Just ask…..

What are you eating? Are you exercising? How often are you testing your blood sugar? What are your blood sugar results? Are you taking your medications? How is your stress level? Are you doing foot exams? Are you setting goals? Do you smoke? Are you ready to change—today, tomorrow, next week? The list of questions and topics for patients really is exhausting. They’re frequently bombarded with information they may or may not want to hear. Instead, how about focusing on what the patient’s needs are right now. Actually…the one need that’s “bugging them most about their diabetes.”

It’s hard because we as clinicians think to help our patients; we need to cover every topic—now.  Maybe we have a checklist of information we’re supposed to run through. But, is thatreally what’s best for the patient?  Nope. Helping them focus what’s on the top of their mind, “what’s bugging them” about their diabetes is far more impactful.

One of my patients went through my hospital-based diabetes education course a few years back. It really was a great series of classes with excellent educators. We even made it fun with hands on activities, healthy snacks, and included a multidisciplinary team of nurses, an exercise physiologist and dietitians. A year later she came back into my office and said, “I loved your course but I really didn’t pay much attention to what you said.  There was a lot of information I wasn’t ready for. I was really stressed out and needed to deal with that first. Now I’d like to focus getting on track with my eating.”  Yep—ready to focus on what’s bugging her most.

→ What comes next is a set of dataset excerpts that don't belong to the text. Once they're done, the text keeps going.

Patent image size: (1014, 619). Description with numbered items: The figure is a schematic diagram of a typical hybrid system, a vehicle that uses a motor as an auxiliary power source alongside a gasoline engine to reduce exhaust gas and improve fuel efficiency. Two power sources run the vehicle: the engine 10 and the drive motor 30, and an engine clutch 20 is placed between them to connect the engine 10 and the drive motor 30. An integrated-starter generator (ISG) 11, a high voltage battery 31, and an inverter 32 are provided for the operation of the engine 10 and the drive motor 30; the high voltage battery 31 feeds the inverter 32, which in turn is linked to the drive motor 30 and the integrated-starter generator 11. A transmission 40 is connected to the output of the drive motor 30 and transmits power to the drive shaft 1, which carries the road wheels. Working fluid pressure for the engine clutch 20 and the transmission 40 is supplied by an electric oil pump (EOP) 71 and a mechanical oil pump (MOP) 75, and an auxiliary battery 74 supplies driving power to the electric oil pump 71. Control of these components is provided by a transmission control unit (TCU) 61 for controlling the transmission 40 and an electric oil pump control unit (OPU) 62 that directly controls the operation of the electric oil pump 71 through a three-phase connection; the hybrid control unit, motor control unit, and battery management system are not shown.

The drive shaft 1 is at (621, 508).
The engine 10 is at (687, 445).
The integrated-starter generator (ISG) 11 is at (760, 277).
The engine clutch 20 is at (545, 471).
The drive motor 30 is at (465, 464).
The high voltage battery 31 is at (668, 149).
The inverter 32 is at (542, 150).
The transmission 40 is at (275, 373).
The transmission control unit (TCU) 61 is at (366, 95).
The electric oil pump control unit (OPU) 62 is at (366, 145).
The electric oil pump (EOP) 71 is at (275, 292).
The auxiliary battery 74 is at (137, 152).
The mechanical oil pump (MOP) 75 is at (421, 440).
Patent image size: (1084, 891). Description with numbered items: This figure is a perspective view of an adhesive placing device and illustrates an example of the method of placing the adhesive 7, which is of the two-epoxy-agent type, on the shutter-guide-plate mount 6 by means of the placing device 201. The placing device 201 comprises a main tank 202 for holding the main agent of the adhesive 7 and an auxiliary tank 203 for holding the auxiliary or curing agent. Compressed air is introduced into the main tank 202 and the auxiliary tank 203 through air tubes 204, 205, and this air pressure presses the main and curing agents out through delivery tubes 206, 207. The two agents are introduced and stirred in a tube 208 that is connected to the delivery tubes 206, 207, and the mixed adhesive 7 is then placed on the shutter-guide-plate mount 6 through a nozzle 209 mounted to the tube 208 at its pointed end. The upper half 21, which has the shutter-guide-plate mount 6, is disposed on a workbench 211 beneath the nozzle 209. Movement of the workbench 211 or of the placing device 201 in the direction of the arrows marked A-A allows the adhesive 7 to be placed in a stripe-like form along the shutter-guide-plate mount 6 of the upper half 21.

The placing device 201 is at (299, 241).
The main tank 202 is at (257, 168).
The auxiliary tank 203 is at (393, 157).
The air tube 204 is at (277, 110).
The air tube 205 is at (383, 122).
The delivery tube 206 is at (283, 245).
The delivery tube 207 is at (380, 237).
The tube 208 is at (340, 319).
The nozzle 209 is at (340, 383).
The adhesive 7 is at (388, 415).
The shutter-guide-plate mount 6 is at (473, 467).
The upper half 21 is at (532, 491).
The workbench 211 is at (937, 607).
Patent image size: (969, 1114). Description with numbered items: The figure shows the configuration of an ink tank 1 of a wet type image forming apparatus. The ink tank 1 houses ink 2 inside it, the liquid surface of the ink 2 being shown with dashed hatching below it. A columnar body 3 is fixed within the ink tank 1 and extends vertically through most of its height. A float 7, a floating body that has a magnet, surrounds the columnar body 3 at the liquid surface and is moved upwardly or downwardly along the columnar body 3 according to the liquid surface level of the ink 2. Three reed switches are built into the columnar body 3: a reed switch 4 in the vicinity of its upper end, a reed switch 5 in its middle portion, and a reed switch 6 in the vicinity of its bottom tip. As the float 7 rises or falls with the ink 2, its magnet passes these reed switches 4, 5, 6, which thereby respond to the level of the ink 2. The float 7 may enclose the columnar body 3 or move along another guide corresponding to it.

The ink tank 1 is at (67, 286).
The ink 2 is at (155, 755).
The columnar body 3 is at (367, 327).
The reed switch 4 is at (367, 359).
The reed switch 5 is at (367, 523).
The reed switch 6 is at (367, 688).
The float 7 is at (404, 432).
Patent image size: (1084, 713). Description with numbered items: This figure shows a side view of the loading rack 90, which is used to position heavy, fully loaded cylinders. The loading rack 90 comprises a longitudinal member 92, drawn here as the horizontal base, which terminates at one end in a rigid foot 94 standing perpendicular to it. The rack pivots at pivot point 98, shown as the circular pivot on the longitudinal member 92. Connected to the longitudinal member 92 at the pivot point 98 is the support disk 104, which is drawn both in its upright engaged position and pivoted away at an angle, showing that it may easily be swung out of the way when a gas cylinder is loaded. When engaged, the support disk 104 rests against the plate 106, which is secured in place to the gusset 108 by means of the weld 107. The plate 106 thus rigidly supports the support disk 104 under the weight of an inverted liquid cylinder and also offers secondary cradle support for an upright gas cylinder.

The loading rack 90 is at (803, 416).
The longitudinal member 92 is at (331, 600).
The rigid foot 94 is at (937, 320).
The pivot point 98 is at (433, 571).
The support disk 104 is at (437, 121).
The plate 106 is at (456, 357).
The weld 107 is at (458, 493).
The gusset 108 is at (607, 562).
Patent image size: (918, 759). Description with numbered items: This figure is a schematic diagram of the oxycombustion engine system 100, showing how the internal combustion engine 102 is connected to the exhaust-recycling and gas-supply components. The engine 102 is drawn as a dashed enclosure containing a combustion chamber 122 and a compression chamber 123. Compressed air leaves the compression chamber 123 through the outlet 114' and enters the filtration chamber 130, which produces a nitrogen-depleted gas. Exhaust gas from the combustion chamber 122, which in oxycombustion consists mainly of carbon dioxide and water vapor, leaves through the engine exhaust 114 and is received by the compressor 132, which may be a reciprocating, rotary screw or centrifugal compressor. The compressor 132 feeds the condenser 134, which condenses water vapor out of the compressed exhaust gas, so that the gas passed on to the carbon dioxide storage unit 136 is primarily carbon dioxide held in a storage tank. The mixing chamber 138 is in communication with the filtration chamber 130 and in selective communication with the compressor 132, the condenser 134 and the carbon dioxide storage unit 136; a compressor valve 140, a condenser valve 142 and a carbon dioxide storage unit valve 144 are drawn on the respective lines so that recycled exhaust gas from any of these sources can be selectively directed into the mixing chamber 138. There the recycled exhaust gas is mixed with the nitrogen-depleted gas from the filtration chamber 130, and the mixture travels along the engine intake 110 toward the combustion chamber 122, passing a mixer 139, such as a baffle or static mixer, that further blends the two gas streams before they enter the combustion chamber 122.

We have multiple drugs for diabetes, amazing technology, and well trained healthcare providers but if we seek out our plan, not what’s on the forefront of the patient’s mind, all of that really doesn’t matter quite as much.   Think about the patient, smiling and nodding in the office (pretending to listen about the importance of taking medication twice per day), but they are so focused on their only social event out, pizza night, that they think you just took away.  Now that’s something we could easy clear up, if we would have just started with that one question….what’s bugging you?  By doing that, now you have a relieved (and much happier) patient, who learned how to fit pizza into their meal plan!

Other than working on the challenges the patient wants to address first, why does it matter?    It matters because a step-by-step approach can help patients be more adherent to their diabetes care plan. Deal with their initial concerns, gain their trust and weave in the care plan challenges at just the right time for them. That’s what we’ve found that works best anyway

Helping patients focus on what’s on their mind and their top priorities gets better results and a bigger impact. It’s a simple question, “what bugs you most about your diabetes?”.…and let the patient lead from there.